Lets say I have a table with theese types
case class Item(
id: Long,
productName: String,
description: String,
priority: String,
numViews: Long
)
and I want to put constraints like:
val checks = Check(CheckLevel.Error, "unit testing my data")
.isComplete("id") // should never be NULL
.isUnique("id") // should not contain duplicates
But I want to load the ".isComplete("id")", ".isUnique("id")" from a csv file so the business can add the constraints and we can run te tests based on their input
val verificationResult = VerificationSuite()
.onData(data)
.addChecks(Seq(checks))
.run()
I've managed to get the constraints from suggestionResult.constraintSuggestion
val allConstraints = suggestionResult.constraintSuggestions
.flatMap { case (_, suggestions) => suggestions.map { _.constraint }}
.toSeq
which gives a List like for example:
allConstraints = List(CompletenessConstraint(Completeness(id,None)), ComplianceConstraint(Compliance('id' has no negative values,id >= 0,None))
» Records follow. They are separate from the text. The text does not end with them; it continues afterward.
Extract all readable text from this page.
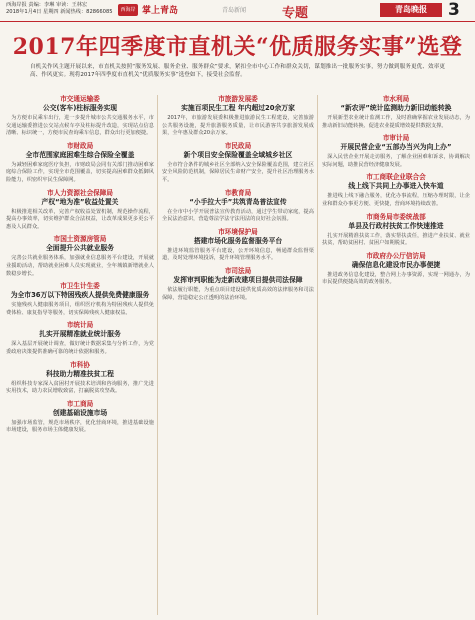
西海岸报 责编：李琳 审读：王林宏
2018年1月4日 星期四 新闻热线：82866085	西海岸 掌上青岛	青岛新闻	专题	青岛晚报	3
2017年四季度市直机关“优质服务实事”选登
自机关作风主题开展以来，市直机关按照“服务发展、服务企业、服务群众”要求，紧扣全市中心工作和群众关切，谋划推出一批服务实事，努力做到服务更优、效率更高、作风更实。现将2017年四季度市直机关“优质服务实事”选登如下，接受社会监督。
市交通运输委
公交(客车)柱标服务实现
为方便市民乘车出行，进一步提升城市公共交通服务水平，市交通运输委推进公交站点候车亭及柱标提升改造，实现站点信息清晰、标识统一，方便市民查询乘车信息，群众出行更加便捷。
市财政局
全市范围家庭困难生综合保险全覆盖
为减轻困难家庭医疗负担，市财政局会同有关部门推动困难家庭综合保险工作，实现全市范围覆盖，切实提高困难群众抵御风险能力，织密织牢民生保障网。
市人力资源社会保障局
产权“地为准”收益处置关
积极推进相关改革，完善产权收益处置机制，规范操作流程，提高办事效率，切实维护群众合法权益，让改革成果更多更公平惠及人民群众。
市国土资源房管局
全面提升公共就业服务
完善公共就业服务体系，加强就业信息服务平台建设，开展就业援助活动，帮助就业困难人员实现就业，全年城镇新增就业人数稳步增长。
市卫生计生委
为全市36万以下特困残疾人提供免费健康服务
实施残疾人健康服务项目，组织医疗机构为特困残疾人提供免费体检、康复指导等服务，切实保障残疾人健康权益。
市统计局
扎实开展精准就业统计服务
深入基层开展统计调查，做好统计数据采集与分析工作，为党委政府决策提供准确可靠的统计依据和服务。
市科协
科技助力精准扶贫工程
组织科技专家深入贫困村开展技术培训和咨询服务，推广先进实用技术，助力农民增收致富，打赢脱贫攻坚战。
市工商局
创建基础设施市场
加强市场监管，规范市场秩序，优化营商环境，推进基础设施市场建设，服务市场主体健康发展。
市旅游发展委
实施百项民生工程 年内超过20余万家
2017年，市旅游发展委积极推进旅游民生工程建设，完善旅游公共服务设施，提升旅游服务质量，让市民游客共享旅游发展成果，全年惠及群众20余万家。
市民政局
新个项目安全保险覆盖全域城乡社区
全市符合条件的城乡社区全部纳入安全保险覆盖范围，建立社区安全风险防范机制，保障居民生命财产安全，提升社区治理服务水平。
市教育局
“小手拉大手”共筑青岛普法宣传
在全市中小学开展普法宣传教育活动，通过学生带动家庭，提高全民法治意识，营造尊法学法守法用法的良好社会氛围。
市环境保护局
搭建市场化服务监督服务平台
推进环境监管服务平台建设，公开环境信息，畅通群众监督渠道，及时处理环境投诉，提升环境管理服务水平。
市司法局
发挥审判职能为走新改建项目提供司法保障
依法履行职能，为重点项目建设提供优质高效的法律服务和司法保障，营造稳定公正透明的法治环境。
市水利局
“新农评”统计监测助力新旧动能转换
开展新型农业统计监测工作，及时准确掌握农业发展动态，为推动新旧动能转换、促进农业提质增效提供数据支撑。
市审计局
开展民营企业“五部办当兴为向上办”
深入民营企业开展走访服务，了解企业困难和诉求，协调解决实际问题，助推民营经济健康发展。
市工商联企业联合会
线上线下共同上办事进入快车道
推进线上线下融合服务，优化办事流程，压缩办理时限，让企业和群众办事更方便、更快捷，营商环境持续改善。
市商务局市委统战部
单县及行政村扶贫工作快速推进
扎实开展精准扶贫工作，落实帮扶责任，推进产业扶贫、就业扶贫，帮助贫困村、贫困户如期脱贫。
市政府办公厅信访局
确保信息化建设市民办事便捷
推进政务信息化建设，整合网上办事资源，实现一网通办，为市民提供便捷高效的政务服务。
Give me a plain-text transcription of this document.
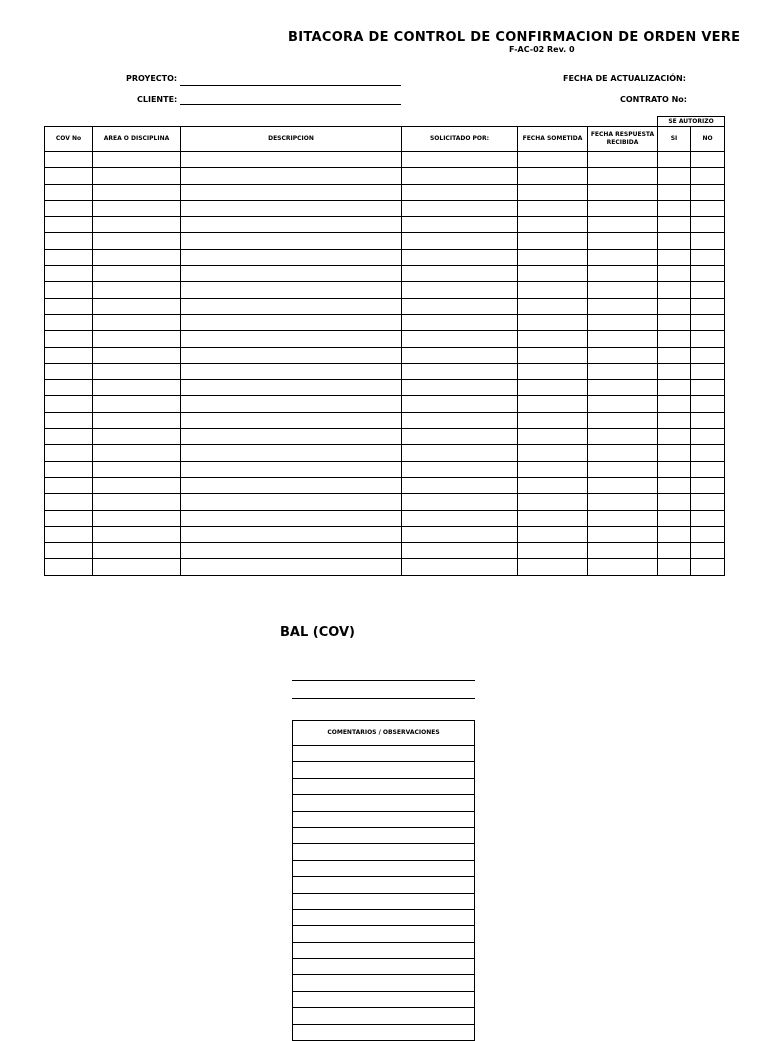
BITACORA DE CONTROL DE CONFIRMACION DE ORDEN VERE
F-AC-02 Rev. 0
PROYECTO:
CLIENTE:
FECHA DE ACTUALIZACIÓN:
CONTRATO No:
SE AUTORIZO
COV No	AREA O DISCIPLINA	DESCRIPCION	SOLICITADO POR:	FECHA SOMETIDA	FECHA RESPUESTA RECIBIDA	SI	NO

BAL (COV)
COMENTARIOS / OBSERVACIONES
But it gets generated from suggestionResult.constraintSuggestions. But I want to be able to create a List like that based on the inputs from a csv file, can anyone help me?
To sum things up: Basically I just want to add:
val checks = Check(CheckLevel.Error, "unit testing my data")
.isComplete("columnName1")
.isUnique("columnName1")
.isComplete("columnName2")
dynamically based on a file where the file has for example:
columnName;isUnique;isComplete (header)
columnName1;true;true
columnName2;false;true
It depends on how complicated you want to allow the constraints to be. In general, deequ allows you to use arbitrary scala code for the validation function of a constraint, so its difficult (and dangerous from a security perspective) to load that from a file.
I think you would have to come up with your own schema and semantics for the CSV file, at least it is not directly supported in deequ.